Guerra in Ucraina, spari vicino alla centrale di Zaporizhzhia, slitta il sopralluogo Aiea

"In caso di fuga di radiazioni sarà difficile, se non impossibile, fornire aiuti umanitari, ed è per questo che le ostilità devono cessare". Così Robert Mardini, direttore generale della Croce Rossa.

Team Aiea alla centrale nucleare di Zaporizhzhia - Foto di Twitter
Team Aiea alla centrale nucleare di Zaporizhzhia – Foto di Twitter

La missione dell’Agenzia internazionale per l’energia atomica alla centrale nucleare di Zaporizhzhia è stata ritardata di circa tre ore sul fronte controllato dall’Ucraina. Lo ha dichiarato alla Cnn il portavoce dell’Agenzia Onu:Il direttore generale Grossi ha negoziato personalmente con le autorità militari ucraine per poter procedere e rimane determinato a far sì che questa importante missione raggiunga oggi la centrale nucleare di Zaporizhzhia”. 

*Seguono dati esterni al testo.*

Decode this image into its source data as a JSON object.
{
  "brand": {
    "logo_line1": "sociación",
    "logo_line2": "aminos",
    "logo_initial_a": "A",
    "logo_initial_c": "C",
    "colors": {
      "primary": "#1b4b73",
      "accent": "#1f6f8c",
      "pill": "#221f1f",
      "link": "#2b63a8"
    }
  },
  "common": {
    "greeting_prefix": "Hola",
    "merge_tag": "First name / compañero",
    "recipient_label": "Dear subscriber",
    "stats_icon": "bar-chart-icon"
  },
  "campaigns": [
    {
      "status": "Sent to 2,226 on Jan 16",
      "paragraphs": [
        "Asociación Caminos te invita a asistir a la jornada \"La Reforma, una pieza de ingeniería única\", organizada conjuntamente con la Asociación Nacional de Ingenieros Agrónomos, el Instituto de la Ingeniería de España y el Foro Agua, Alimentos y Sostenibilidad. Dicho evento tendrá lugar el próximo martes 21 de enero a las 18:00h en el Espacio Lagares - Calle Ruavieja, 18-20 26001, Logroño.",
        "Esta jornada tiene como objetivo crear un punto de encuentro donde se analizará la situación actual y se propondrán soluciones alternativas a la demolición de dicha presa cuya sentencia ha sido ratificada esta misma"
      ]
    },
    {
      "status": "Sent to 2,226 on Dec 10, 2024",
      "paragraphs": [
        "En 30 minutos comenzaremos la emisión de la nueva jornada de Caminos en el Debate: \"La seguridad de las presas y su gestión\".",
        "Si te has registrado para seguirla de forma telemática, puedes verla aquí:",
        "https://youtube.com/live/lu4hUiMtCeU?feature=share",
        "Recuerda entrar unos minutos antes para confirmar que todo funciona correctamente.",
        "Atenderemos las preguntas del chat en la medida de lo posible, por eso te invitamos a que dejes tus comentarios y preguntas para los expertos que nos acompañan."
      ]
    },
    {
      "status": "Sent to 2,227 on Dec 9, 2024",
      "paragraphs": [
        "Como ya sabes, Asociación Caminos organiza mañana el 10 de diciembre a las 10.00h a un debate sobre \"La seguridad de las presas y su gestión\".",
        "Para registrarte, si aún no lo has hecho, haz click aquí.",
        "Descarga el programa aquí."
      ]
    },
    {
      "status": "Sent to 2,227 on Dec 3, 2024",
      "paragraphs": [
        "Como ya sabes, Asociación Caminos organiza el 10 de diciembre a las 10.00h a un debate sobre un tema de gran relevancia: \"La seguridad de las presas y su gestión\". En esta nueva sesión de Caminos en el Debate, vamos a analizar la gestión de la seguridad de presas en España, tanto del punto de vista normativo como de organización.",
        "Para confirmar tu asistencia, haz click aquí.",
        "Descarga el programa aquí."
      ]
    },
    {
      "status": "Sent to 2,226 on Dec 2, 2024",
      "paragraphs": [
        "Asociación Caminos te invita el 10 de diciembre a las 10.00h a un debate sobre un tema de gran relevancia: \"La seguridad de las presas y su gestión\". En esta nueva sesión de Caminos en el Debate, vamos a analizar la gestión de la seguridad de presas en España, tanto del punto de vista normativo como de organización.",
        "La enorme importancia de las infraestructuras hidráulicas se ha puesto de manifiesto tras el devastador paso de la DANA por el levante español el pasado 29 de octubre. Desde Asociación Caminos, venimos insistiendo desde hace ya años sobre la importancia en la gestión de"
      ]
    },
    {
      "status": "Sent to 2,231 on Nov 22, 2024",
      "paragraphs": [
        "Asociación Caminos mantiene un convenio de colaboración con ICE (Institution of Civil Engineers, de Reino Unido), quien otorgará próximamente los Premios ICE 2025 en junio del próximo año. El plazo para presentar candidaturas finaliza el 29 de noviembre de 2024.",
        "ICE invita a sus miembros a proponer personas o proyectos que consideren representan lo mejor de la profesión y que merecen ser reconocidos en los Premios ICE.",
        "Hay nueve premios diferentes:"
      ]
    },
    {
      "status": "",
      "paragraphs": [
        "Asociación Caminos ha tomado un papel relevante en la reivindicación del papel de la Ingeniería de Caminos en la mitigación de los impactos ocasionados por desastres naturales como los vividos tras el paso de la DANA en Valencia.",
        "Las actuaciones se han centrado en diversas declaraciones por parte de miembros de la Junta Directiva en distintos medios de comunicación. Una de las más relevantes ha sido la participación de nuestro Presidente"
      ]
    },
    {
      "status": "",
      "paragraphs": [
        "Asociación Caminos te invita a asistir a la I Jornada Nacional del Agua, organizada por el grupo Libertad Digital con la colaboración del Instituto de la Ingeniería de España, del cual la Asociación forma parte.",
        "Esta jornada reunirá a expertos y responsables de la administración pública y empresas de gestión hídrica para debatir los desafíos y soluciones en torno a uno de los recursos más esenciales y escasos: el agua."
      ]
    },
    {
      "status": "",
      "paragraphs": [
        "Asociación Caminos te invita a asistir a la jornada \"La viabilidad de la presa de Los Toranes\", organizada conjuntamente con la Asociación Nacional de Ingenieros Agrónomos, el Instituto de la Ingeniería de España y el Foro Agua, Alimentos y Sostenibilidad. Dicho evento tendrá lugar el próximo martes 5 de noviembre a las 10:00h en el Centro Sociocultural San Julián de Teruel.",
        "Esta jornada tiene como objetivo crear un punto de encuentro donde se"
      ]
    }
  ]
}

Il motivo dello slittamento dell’orario sono i bombardamenti in corso dalle 5 di questa mattina (ora locale). Su Telegram, il sindaco Dmytro Orlov scrive: “Energodar. Dalle 5 del mattino non si ferma il bombardamento di mortai sulla città. Si sentono colpi di mitragliatrice. Sono stati colpiti diversi civili. Ci sono vittime! Stiamo determinando il numero delle vittime”. 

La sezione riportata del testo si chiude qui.